Follow the line, do the sentences, please: hug a tree; play hide-and-seek; walk barefoot at the park; look for the weasel; say a poem; climb the will and see the city; thank for the lush oh the park…
© All images by Atelier Cristina Ataíde
The project was carried out under the POLDRA Public Sculpture Project Viseu, which has as its creator and promoter the visual artist João Dias.
Year: 2018
Place: Mata do Fontelo, Viseu, Portugal | 40.6580970. – 7.9015820
Media: Tether strap, paint and metal
Dimensions: 1.300 m (variable; the full length of the tether strap)
Cristina Ataíde is a visual artist. She lives and works in Lisbon. She is Graduate in Sculpture and has a Master’s degree in Sculpture, by the Superior School of Fine Arts of the Lisbon University, where she also attended the course of Design Studies. She was an Invited Teacher at Lusofona University, in Lisbon between 1997 and 2012.
Her work, most of the time is done during the artist’s travelling, transits between sculpture and drawing, going through photography and video.
The concerns about nature are one of the most constant worries in her work. Going through different landscapes and around the world, trying to understand its questions. The denounce of ecological crimes, the preservation of nature, and in her last years, the problematics about the refugees, are always going around her personal and artistic preoccupations.
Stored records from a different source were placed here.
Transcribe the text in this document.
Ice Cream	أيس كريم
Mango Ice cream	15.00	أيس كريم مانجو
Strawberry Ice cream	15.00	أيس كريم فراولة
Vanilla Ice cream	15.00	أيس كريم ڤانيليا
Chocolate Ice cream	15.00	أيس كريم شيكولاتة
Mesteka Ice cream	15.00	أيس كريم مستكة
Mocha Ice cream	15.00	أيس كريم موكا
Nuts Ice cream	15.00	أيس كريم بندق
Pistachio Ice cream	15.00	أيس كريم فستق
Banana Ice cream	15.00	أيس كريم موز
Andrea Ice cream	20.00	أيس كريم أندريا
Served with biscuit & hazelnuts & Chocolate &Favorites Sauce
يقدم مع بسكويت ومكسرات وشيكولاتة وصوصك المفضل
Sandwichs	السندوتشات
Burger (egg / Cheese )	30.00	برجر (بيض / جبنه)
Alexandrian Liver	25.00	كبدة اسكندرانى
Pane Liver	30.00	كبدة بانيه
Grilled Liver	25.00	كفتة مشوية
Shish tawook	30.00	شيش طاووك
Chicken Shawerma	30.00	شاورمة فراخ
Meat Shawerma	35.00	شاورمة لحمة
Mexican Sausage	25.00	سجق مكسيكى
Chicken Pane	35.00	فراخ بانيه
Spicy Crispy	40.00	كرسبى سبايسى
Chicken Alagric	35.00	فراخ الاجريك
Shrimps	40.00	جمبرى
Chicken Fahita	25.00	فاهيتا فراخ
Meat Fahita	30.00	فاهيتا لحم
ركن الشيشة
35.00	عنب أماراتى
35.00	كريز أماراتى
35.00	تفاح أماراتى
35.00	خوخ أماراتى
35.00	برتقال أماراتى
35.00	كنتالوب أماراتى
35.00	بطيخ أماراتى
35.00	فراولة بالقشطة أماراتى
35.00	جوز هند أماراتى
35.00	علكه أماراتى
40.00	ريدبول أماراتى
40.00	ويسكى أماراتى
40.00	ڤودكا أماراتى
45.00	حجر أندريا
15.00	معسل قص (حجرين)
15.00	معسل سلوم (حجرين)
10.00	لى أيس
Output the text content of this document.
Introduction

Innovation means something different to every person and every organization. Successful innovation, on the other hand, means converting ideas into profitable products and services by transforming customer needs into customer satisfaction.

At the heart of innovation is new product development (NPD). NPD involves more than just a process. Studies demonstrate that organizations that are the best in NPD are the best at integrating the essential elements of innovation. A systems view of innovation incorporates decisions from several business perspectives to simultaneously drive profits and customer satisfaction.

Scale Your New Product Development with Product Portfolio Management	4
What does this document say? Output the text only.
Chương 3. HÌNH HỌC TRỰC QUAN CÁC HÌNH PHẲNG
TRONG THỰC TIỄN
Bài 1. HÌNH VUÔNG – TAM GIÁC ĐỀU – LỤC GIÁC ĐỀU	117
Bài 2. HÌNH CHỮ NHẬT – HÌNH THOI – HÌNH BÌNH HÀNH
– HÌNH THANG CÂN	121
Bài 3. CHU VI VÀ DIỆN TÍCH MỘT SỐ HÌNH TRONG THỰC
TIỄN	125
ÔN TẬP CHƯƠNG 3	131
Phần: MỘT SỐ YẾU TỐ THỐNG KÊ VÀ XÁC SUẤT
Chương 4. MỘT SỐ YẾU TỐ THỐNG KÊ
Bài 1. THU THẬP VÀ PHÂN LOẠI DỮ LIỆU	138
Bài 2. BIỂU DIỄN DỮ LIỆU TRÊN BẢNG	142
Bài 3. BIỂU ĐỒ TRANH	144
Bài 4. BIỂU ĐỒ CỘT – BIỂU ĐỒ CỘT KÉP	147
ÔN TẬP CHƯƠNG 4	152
The migration problematic, for instance, it is possible to see in her NO NAME installations, present at the travelling exhibition in Rome, Madrid, France, Brno, and this year will be at Biennale Baku, Azerbaijan.
Cristina Ataíde has enrolled in different artist residencies, for example Ethiopia Walkscapes, Hangar Residence, 2017; Winter Workspace Program, Glyndor Gallery Wave Hill, NYC, USA, 2014; Verflixt und Zugenauht, Wittenberge, Germany, 2014, etc…
Her work is represented in different public and private collections in Portugal and abroad.